Maintaining its links with The Nature Conservancy (TNC), the Foundation initiated a workshop in 2012 to review challenges and opportunities in temperate zone coastal estuaries. As a result TNC has proposed a Great Southern Seascapes program, with pilot projects in Victoria’s Corio Bay and Westernport Bay. The Foundation has granted $3m to these projects on the expectation that significant private and government funding support will be identified. The project will
- expand protection and restore critical habitat for clams, oysters and seagrass meadows in the selected pilot bays by 20%
- engage significant numbers of community volunteers, including recreational fishers and citizen science program
- develop good practice models for application in other places
- re-establish a network of southern marine scientists
In an Australian first, three sites have permit approvals to trial approaches for restoring shellfish reefs as part of a partnership between The Nature Conservancy, the Victorian Government and Albert Park Yachting and Angling Club. Currently, Wilson’s Spit and Margaret’s Reef are the first two sites with native oysters and mussels on the seabed.
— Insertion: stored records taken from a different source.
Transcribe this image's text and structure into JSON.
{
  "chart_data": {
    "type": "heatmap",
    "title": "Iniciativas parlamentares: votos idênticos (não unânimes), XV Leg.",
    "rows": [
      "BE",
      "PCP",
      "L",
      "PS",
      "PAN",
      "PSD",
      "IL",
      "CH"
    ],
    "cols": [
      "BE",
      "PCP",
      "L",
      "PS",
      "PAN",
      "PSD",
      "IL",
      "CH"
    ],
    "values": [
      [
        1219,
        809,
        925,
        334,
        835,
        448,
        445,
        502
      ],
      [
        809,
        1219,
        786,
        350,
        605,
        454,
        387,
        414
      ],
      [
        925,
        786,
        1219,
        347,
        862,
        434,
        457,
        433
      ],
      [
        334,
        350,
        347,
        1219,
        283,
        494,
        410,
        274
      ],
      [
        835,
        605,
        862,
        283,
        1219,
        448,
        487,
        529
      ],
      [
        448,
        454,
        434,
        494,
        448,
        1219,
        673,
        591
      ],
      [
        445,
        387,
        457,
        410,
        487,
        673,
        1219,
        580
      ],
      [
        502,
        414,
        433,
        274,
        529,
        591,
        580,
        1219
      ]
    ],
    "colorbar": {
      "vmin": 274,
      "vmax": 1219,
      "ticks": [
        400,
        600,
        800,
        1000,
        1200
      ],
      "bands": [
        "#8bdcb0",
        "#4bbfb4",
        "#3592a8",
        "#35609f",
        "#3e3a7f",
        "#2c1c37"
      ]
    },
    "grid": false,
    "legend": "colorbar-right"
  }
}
The Great Southern Seascapes mission is to spark a revolution in marine conservation and the blue economy by scaling-up restoration of coastal habitats in bays and estuaries across southern Australia.
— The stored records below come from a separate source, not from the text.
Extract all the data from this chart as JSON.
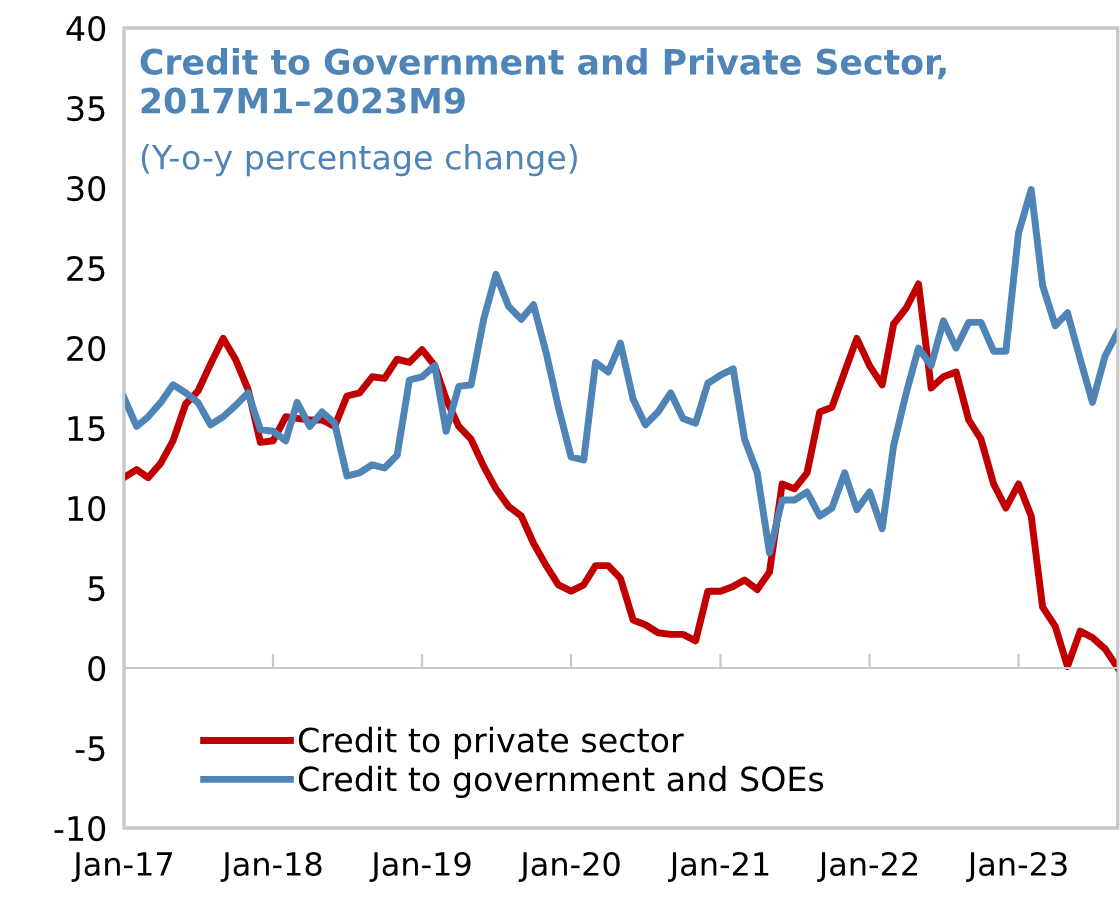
{
  "chart_data": {
    "type": "line",
    "title": "Credit to Government and Private Sector,\n2017M1–2023M9",
    "subtitle": "(Y-o-y percentage change)",
    "x": [
      "2017-01",
      "2017-02",
      "2017-03",
      "2017-04",
      "2017-05",
      "2017-06",
      "2017-07",
      "2017-08",
      "2017-09",
      "2017-10",
      "2017-11",
      "2017-12",
      "2018-01",
      "2018-02",
      "2018-03",
      "2018-04",
      "2018-05",
      "2018-06",
      "2018-07",
      "2018-08",
      "2018-09",
      "2018-10",
      "2018-11",
      "2018-12",
      "2019-01",
      "2019-02",
      "2019-03",
      "2019-04",
      "2019-05",
      "2019-06",
      "2019-07",
      "2019-08",
      "2019-09",
      "2019-10",
      "2019-11",
      "2019-12",
      "2020-01",
      "2020-02",
      "2020-03",
      "2020-04",
      "2020-05",
      "2020-06",
      "2020-07",
      "2020-08",
      "2020-09",
      "2020-10",
      "2020-11",
      "2020-12",
      "2021-01",
      "2021-02",
      "2021-03",
      "2021-04",
      "2021-05",
      "2021-06",
      "2021-07",
      "2021-08",
      "2021-09",
      "2021-10",
      "2021-11",
      "2021-12",
      "2022-01",
      "2022-02",
      "2022-03",
      "2022-04",
      "2022-05",
      "2022-06",
      "2022-07",
      "2022-08",
      "2022-09",
      "2022-10",
      "2022-11",
      "2022-12",
      "2023-01",
      "2023-02",
      "2023-03",
      "2023-04",
      "2023-05",
      "2023-06",
      "2023-07",
      "2023-08",
      "2023-09"
    ],
    "series": [
      {
        "name": "Credit to private sector",
        "color": "#c00000",
        "values": [
          11.9,
          12.4,
          11.9,
          12.8,
          14.2,
          16.5,
          17.3,
          19.0,
          20.6,
          19.3,
          17.4,
          14.1,
          14.2,
          15.7,
          15.6,
          15.5,
          15.5,
          15.1,
          17.0,
          17.2,
          18.2,
          18.1,
          19.3,
          19.1,
          19.9,
          18.9,
          16.8,
          15.1,
          14.3,
          12.6,
          11.2,
          10.1,
          9.5,
          7.8,
          6.4,
          5.2,
          4.8,
          5.2,
          6.4,
          6.4,
          5.6,
          3.0,
          2.7,
          2.2,
          2.1,
          2.1,
          1.7,
          4.8,
          4.8,
          5.1,
          5.5,
          4.9,
          6.0,
          11.5,
          11.2,
          12.2,
          16.0,
          16.3,
          18.5,
          20.6,
          18.9,
          17.7,
          21.5,
          22.5,
          24.0,
          17.5,
          18.2,
          18.5,
          15.5,
          14.3,
          11.5,
          10.0,
          11.5,
          9.5,
          3.8,
          2.6,
          0.1,
          2.3,
          1.9,
          1.2,
          0.0
        ]
      },
      {
        "name": "Credit to government and SOEs",
        "color": "#4f84b6",
        "values": [
          16.9,
          15.1,
          15.7,
          16.6,
          17.7,
          17.2,
          16.6,
          15.2,
          15.7,
          16.4,
          17.2,
          14.9,
          14.8,
          14.2,
          16.6,
          15.1,
          16.0,
          15.3,
          12.0,
          12.2,
          12.7,
          12.5,
          13.3,
          18.0,
          18.2,
          18.9,
          14.8,
          17.6,
          17.7,
          21.8,
          24.6,
          22.6,
          21.8,
          22.7,
          19.7,
          16.3,
          13.2,
          13.0,
          19.1,
          18.5,
          20.3,
          16.8,
          15.2,
          16.0,
          17.2,
          15.6,
          15.3,
          17.8,
          18.3,
          18.7,
          14.3,
          12.2,
          7.2,
          10.5,
          10.5,
          11.0,
          9.5,
          10.0,
          12.2,
          9.9,
          11.0,
          8.7,
          13.9,
          17.2,
          20.0,
          18.9,
          21.7,
          20.0,
          21.6,
          21.6,
          19.8,
          19.8,
          27.2,
          29.9,
          23.9,
          21.4,
          22.2,
          19.3,
          16.6,
          19.5,
          21.0
        ]
      }
    ],
    "xlim": [
      "2017-01",
      "2023-09"
    ],
    "xticks": [
      {
        "value": "2017-01",
        "label": "Jan-17"
      },
      {
        "value": "2018-01",
        "label": "Jan-18"
      },
      {
        "value": "2019-01",
        "label": "Jan-19"
      },
      {
        "value": "2020-01",
        "label": "Jan-20"
      },
      {
        "value": "2021-01",
        "label": "Jan-21"
      },
      {
        "value": "2022-01",
        "label": "Jan-22"
      },
      {
        "value": "2023-01",
        "label": "Jan-23"
      }
    ],
    "ylim": [
      -10,
      40
    ],
    "yticks": [
      -10,
      -5,
      0,
      5,
      10,
      15,
      20,
      25,
      30,
      35,
      40
    ],
    "legend": "bottom left",
    "marker": "none",
    "line_style": "solid"
  }
}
To achieve this, TNC has established the national Shellfish Reef Restoration Network. As well as deploying over six tonnes of shells in Port Phillip Bay, it has established restoration sites in Oyster Bay in Western Australia and in the Gulf of St Vincent in South Australia Harbour. In the Noosa River it has conducted two studies to confirm the feasibility of shell fish reef restoration, and commissioned a study of the historic presence of marine species in the system.
A description of the South Australian project was published in The Conversation on 28 June 2017 (‘Huge restored reef aims to bring South Australia’s oysters back from the brink’). In the article it was described as the largest oyster reef restoration project outside the United State with here some 18.000 tonnes of limestone and 7m baby oysters set to provide the initial foundation of a 20-hectare reef.